Alguns dirão ser ainda muito cedo para avaliar os efeitos dessas medidas na vida acadêmica da universidade. Todavia, queremos crer que os educadores e técnicos idealizadores desses instrumentos de avaliação os conceberam tendo em vista alguma concepção mais fundamental sobre o que é o processo educativo, a formação universitária, as relações acadêmicas dos discentes entre si e com os professores.
Portanto, assim como os inventores do IDA supostamente não o criaram às cegas, mas, pelo contrário, consideraram os possíveis efeitos presentes e futuros de sua proposta, nós também nos sentimos no direito de manifestar publicamente nossa opinião sobre essas mesmas consequências possíveis.

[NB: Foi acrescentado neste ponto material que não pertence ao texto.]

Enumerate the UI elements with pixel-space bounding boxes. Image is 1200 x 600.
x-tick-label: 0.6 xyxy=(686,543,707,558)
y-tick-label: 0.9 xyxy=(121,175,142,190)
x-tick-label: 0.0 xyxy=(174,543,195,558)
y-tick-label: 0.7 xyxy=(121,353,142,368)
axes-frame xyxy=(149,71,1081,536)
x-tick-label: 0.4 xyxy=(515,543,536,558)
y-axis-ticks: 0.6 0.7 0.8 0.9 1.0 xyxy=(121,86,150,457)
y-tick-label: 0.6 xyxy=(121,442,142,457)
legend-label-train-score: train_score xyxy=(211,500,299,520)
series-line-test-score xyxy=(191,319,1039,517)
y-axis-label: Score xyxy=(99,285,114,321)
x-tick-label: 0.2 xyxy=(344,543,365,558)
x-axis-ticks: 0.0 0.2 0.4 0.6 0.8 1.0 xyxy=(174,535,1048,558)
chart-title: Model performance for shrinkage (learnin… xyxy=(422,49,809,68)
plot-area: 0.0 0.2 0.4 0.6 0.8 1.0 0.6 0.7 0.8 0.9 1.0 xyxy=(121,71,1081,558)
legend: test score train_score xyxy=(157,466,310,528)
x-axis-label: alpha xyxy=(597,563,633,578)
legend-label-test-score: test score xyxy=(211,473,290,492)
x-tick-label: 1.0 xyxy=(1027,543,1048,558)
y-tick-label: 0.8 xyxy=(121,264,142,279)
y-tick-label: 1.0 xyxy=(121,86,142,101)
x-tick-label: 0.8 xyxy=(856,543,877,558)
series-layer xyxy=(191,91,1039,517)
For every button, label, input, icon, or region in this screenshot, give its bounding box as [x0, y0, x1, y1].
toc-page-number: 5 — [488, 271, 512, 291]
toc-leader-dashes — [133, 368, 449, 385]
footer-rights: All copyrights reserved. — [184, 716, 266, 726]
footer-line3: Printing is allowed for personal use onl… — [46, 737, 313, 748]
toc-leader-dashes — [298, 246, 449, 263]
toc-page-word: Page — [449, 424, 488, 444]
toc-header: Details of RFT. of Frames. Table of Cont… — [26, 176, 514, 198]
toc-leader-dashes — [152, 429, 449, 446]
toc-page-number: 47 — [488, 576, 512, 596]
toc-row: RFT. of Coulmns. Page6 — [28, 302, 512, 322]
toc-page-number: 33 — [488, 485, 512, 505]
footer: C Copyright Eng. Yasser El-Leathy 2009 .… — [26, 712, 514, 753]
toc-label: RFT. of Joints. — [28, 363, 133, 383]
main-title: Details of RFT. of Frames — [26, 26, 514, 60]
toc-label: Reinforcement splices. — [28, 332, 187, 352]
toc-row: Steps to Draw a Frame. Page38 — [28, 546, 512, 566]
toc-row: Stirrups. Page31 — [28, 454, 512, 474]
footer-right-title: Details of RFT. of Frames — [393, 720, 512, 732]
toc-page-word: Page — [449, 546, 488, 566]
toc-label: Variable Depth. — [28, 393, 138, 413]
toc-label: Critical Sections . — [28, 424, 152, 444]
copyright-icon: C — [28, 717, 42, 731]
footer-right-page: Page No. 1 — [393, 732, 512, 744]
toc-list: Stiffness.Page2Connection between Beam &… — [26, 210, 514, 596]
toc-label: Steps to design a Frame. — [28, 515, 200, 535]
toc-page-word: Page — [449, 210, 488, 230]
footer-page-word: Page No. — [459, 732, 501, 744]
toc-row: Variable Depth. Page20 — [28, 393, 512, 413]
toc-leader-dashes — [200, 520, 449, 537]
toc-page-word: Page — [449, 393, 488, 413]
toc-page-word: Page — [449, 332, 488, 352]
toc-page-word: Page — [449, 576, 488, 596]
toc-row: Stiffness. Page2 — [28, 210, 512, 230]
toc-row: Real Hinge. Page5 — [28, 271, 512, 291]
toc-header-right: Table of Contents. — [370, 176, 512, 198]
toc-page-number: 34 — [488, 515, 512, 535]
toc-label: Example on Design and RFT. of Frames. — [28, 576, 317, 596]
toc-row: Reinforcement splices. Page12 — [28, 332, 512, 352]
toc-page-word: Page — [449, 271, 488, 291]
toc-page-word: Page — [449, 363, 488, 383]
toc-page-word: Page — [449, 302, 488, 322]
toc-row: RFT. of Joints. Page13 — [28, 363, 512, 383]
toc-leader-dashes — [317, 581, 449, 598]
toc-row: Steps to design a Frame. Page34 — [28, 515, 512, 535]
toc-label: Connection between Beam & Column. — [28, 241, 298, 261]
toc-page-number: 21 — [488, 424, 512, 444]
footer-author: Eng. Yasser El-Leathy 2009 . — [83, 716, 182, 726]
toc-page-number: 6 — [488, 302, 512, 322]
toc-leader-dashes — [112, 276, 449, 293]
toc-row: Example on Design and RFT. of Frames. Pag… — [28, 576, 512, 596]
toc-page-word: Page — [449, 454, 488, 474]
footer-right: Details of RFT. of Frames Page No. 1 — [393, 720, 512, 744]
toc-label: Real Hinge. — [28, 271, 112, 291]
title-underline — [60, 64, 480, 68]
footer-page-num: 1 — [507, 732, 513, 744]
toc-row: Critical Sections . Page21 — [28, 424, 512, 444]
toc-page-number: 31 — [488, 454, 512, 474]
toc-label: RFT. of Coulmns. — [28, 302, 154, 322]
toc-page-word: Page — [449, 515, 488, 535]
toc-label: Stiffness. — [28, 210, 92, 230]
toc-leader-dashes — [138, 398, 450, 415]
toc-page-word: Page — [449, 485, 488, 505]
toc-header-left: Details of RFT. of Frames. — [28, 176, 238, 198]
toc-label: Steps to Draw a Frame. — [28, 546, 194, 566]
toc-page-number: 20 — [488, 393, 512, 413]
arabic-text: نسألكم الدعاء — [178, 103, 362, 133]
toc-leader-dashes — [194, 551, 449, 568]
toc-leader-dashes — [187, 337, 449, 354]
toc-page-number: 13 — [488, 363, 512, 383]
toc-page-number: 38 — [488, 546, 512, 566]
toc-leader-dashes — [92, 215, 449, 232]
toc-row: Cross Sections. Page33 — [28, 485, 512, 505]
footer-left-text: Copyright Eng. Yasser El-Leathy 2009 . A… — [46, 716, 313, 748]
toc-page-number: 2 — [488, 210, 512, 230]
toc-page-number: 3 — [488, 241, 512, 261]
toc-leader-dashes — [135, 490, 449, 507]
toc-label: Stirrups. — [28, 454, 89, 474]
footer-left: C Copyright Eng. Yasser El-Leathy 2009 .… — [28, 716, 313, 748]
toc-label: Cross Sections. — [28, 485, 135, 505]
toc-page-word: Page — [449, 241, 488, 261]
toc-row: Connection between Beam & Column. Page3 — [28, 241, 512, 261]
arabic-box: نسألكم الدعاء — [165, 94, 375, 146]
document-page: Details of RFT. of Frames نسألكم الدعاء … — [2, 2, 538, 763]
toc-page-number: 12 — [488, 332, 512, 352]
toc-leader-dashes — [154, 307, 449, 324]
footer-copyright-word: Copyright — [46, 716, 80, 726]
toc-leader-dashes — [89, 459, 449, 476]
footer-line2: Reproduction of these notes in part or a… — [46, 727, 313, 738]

Não que alguém nos tenha pedido para fazê-lo. Bem longe disso, em nenhum momento fomos chamados pública e explicitamente para discutir esses procedimentos de avaliação, muito menos para aceitá-los ou rejeitá-los (excetuando-se, obviamente, as eventuais reuniões para fins de “esclarecimento” do que, de qualquer modo, já estava sendo feito). Como, porém, tratam-se de decisões que – não custa lembrar – nos dizem respeito diretamente, eis aqui algumas das razões e perguntas que nos inquietam:
Em primeiro lugar, nós abaixo assinados julgamos pedagogicamente inadequado o uso de um valor numérico para auferir e classificar o desempenho dos estudantes ao longo de toda sua trajetória acadêmica. Se o(a) professor(a) atribui notas ou conceitos aos trabalhos realizados pelos aprendizes durante um semestre, por exemplo, ele(a) o faz imerso(a) num contexto de diálogo que constitui a essência do processo de ensino-aprendizagem.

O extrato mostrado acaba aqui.